O Cebrero is where many pilgrims flock to discover the village that experienced the Miracle of the Eucharist, or the legend of the Holy Grail of Galicia, for themselves. It is widely believed that around the year 1300, a man named Juan Santin was such a devout Christian that he never missed mass for anything. One day, a fierce storm ravaged the village, and the priest assumed that no one would turn up. When Juan entered, the priest was surprised and made fun of him by saying that it was not worth braving the storm just for a little bread and wine. The legend continues that to punish the priest for his words and lack of faith, God turned the bread and wine into real flesh and blood.

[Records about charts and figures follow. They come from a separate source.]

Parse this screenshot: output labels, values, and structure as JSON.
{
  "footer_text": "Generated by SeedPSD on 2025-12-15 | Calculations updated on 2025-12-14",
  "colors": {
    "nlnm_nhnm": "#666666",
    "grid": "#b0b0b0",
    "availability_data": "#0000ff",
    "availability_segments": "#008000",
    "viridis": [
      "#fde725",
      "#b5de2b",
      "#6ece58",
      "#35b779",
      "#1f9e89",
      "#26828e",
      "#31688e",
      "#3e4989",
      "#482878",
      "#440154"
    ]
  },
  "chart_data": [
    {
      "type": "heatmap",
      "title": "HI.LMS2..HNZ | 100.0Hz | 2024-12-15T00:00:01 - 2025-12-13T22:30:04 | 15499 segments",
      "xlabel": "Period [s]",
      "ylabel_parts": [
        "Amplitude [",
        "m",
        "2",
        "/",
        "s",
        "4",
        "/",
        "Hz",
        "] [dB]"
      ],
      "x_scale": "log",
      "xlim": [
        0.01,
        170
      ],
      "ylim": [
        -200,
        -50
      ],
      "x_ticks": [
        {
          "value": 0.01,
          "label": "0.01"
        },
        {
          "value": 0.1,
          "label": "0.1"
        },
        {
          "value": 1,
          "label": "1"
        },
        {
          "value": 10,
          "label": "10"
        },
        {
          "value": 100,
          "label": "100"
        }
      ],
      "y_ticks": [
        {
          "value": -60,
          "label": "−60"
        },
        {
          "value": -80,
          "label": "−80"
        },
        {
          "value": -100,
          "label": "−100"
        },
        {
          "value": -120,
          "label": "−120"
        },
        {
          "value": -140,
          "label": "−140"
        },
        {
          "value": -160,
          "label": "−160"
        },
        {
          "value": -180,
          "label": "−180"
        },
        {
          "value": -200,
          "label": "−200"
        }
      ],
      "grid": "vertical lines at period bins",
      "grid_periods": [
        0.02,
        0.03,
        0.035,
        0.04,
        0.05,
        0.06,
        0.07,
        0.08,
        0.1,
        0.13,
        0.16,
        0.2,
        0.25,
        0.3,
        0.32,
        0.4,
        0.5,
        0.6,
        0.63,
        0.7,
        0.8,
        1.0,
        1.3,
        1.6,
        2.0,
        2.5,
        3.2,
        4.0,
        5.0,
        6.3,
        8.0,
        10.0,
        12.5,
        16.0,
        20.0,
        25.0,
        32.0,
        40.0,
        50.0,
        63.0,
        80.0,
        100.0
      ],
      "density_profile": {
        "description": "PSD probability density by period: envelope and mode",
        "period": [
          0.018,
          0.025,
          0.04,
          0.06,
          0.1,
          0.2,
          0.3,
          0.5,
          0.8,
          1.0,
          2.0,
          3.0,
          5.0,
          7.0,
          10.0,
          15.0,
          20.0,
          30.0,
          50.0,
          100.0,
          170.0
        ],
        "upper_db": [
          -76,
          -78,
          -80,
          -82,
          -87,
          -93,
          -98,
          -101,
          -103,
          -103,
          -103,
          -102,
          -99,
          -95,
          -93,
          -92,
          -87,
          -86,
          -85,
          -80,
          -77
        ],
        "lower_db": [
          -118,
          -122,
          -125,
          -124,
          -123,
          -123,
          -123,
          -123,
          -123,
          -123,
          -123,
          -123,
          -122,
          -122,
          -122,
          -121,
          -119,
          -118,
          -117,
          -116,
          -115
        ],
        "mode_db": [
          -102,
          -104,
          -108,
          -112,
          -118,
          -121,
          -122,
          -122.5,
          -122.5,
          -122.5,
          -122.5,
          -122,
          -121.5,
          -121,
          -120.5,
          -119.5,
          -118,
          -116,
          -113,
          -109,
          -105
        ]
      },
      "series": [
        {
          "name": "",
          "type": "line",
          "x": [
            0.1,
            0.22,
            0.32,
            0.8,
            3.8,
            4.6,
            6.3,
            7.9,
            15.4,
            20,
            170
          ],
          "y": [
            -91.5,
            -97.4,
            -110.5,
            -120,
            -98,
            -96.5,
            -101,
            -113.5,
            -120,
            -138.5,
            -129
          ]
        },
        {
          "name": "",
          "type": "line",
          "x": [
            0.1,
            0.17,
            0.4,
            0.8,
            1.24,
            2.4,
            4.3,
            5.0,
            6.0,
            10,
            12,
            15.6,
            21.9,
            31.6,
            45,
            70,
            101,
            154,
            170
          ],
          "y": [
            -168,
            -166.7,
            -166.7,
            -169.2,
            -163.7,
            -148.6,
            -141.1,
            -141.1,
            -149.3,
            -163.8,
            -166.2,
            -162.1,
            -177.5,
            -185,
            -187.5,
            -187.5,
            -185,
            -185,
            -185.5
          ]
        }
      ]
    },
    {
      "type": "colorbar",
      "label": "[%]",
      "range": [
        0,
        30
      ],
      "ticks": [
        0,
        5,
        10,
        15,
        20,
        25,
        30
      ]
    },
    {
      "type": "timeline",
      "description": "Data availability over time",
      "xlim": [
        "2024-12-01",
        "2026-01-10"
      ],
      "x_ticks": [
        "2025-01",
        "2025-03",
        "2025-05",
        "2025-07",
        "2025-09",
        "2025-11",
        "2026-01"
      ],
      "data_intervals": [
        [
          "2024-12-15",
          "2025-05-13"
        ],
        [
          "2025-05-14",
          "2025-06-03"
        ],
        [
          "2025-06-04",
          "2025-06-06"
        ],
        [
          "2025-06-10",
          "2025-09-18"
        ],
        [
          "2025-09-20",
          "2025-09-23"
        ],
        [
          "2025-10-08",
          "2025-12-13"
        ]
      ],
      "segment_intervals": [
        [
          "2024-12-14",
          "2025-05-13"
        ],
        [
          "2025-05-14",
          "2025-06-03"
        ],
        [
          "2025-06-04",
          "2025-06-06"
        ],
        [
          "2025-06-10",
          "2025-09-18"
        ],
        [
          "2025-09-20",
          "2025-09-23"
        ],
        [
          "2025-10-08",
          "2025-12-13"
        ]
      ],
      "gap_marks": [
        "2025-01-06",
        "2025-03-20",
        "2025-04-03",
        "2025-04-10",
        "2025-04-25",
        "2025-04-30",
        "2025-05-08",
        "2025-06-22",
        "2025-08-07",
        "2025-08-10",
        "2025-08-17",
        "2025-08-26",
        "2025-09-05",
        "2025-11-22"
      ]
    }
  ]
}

In 1486, the Catholic Kings returned through the village after their visit to Santiago de Compostela, and after hearing the story, they gave the church two crystal flasks in which to keep the relics.

Baptismal font
150km to go

Just before reaching OCebrero, we entered the Galician region of Spain. The countryside turns stunning and strangely mythical looking. The cobblestoned village was filled with pilgrims and too few restaurants, so we continued our walk and about 5km later we stopped for lunch in a tiny village & treated ourselves to the famous Galician soup – caldo gallego (a stew made from cabbage, potatoes, white beans, sausage and chorizo). We had the vegetarian version and it was wholesome, filling and warm.

As we leave the bar, it starts raining. Geared to walk in the rain, we hit the path again. Cold and wet, we reach Fonfria after many climbs and descents. Casa Galego is warm inside, has a washer and dryer and a well stocked bar and restaurant. There’s no need to step out and we’re thankful for that!

I must mention here that all the albergues, pensions and apartments we’ve stayed at have always been looked after by the owners themselves with maybe family members to help. We’ve never seen hired help. The same goes for the cafés and restaurants on the way. The owners do everything from cleaning to changing linen, cooking, taking food orders, to managing the bookings etc, and with all that, being extremely warm and welcoming to the pilgrims! Very hardworking people!